Researchers from the University of Melbourne believe cow milk can be potentially developed into affordable creams that can help protect humans against HIV. And if their research goes according to plan, the creams, expected to be very cheap, may be available in the market within a decade! Now, that is a bit far off but people in general seem to be opting for desi cow milk more and more. And if one were to go by the words of suppliers, the supply isn’t enough to cope with the ever increasing demand.
P Sridhar, who has been running Kamadhenu Agro and Lactating Foods for the past four years, says he has seen an 11% increase in sales in the last one year. “A decade ago, no one knew the difference between desi cow and hybrid cow. The market has been increasing year after year on a regular basis,” he explains. He supplies 500 litres of milk everyday at Rs 60 per litre. He owns 80 cows at a Goshala in Uppal.
Environmentalist M Vijay Ram, who also sells desi milk through his Emerald Mithai Shop at Indira Park, points out that consumers are the real marketers. “People are not aware of the medicinal value of cow milk, but there is an increase in the number of consumers. It is a word of mouth publicity and takes time,” he says, adding “six months ago, we used to sell about 20 litres of desi milk a day, but now, we sell about 60 litres everyday at Rs 50 per litre.” Vijay Ram has his own ‘Goshala’ near Gandipet with over 250 desi cows.
If information gap is a problem, Amrut Lal Patel, a desi cow devotee and businessman, has found an answer to it. He has decided to open a customer care call centre to bridge the gap between consumers, dealers and producers of cow products. “I have prepared a complete directory of information about everything related to desi cows. The customer care number is almost finalised and may be, by this Dasara it would be officially launched,” reveals Patel. According to him, if you are interested in knowing about a desi cow, you can simply ring the number and get the info, including region-wise availability of products between 8 am and 8 pm. “I have been thinking about such an initiative for over a year, and it is a one-of-its-kind move aimed at motivating people to use desi milk and cow products and also to motivate dairy farmers to make optimum use of the cows,” explains Patel. His call centre is a non-profit initiative. Patel, who himself has five desi cows at home, does not sell milk. “80% of market milk is contaminated. A litre of milk costs me about Rs 100 including labour costs, but it is not an unnecessary expenditure since I know the benefits of desi milk,” he says. Former principal of Dr BRKR Government Ayurveda College N Satya Prasad too points out that desi cow milk has calcium, phosphorous and all sufficient nutrients. In fact, he terms it “a substitute to mother’s milk”. Stating that the desi milk is the solution to all kinds of modern day disorders found in urban life style, he says, “if one consumes desi cow milk regularly from childhood, it leads to a proper growth of hormones and increased immunity.”

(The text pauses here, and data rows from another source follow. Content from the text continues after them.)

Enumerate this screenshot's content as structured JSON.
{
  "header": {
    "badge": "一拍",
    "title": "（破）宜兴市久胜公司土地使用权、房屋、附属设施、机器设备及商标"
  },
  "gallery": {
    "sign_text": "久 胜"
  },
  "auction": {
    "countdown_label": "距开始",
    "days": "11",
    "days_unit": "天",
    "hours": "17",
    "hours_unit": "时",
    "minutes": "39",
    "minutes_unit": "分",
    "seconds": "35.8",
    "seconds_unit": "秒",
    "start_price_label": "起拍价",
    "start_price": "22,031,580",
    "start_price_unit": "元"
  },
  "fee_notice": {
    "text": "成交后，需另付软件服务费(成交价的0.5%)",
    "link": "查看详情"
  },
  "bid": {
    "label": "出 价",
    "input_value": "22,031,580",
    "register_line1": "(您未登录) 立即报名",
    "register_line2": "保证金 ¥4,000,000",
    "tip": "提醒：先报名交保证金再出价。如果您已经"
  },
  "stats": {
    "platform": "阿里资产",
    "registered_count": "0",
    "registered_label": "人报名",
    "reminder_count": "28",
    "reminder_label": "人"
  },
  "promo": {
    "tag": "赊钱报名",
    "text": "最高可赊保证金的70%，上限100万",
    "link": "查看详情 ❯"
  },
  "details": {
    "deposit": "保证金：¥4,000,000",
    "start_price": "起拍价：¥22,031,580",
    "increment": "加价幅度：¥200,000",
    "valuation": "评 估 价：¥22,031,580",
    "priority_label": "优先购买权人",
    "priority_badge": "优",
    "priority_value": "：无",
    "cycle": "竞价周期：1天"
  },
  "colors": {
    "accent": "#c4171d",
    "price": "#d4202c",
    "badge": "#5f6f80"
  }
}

According to him, there is a need to create awareness about the milk from hybrid cows which contains additional BCM-7 element, associated with a number of diseases including paediatric diabetes, autism, and metabolic degenerative diseases.
“Such awareness should start from schools. Students should be taught as part of their curriculum about the harmful effects of consuming pasteurized hybrid cow milk and also the advantages of consuming desi milk,” agrees P Sridhar of Kamadhenu.